Hier auf dem Flur habe ich mal ein paar Schilder zur Aufteilung der Schränke aufgehängt. Langsam sieht man auch die Abgründe hier. Der nervige Moldawier hier ist mit seiner Frau/Freundin/was auch immer eingezogen. Das ist unverständlich, weil die Räume nicht gerade spottbillig sind und es für zwei Personen sicher passenderes gäbe. Es entsteht auch nicht gerade der Eindruck, als wäre sie sonderlich glücklich hier: sie meidet Kontakt und ist im Allgemeinen sehr selten zu sehen. Auch zwei Chinesinnen bewohnen ein Zimmer zusammen. Der Mietvertrag besagt, dass der Raum nur vom Mieter bewohnt werden darf – ich glaube nicht, dass da eine zweite Person vorgesehen ist.
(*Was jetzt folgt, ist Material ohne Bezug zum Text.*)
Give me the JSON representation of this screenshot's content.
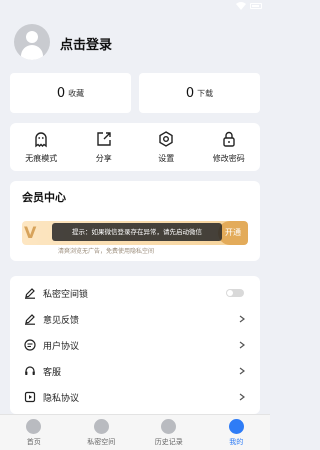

Der Moldawier hat auch aus anderen Gründen meinen Unmut auf sich gezogen. Gestern verkündete er doch einigen Mitbewohnern, die sich über die Möglichkeiten, einen Sprachkurs zu belegen, unterhielten, dass man doch gar nicht Schwedisch lernen müsse – wozu denn, schließlich könne hier jeder Englisch. Ich wies ihn deutlich darauf hin, dass der schwedische Staat ihm seine Ausbildung schenke und dass es dann wohl eine Frage des Respekts sei, sich etwas mit diesem Land zu beschäftigen.

Mit dem Beginn der Vorlesungszeit heute ist es Zeit, die Rubrik „Die ersten Wochen in Stockholm“ zu schließen. Ich habe mich eingelebt hier – nun gilt es die Herausforderungen des neuen Alltags zu meistern.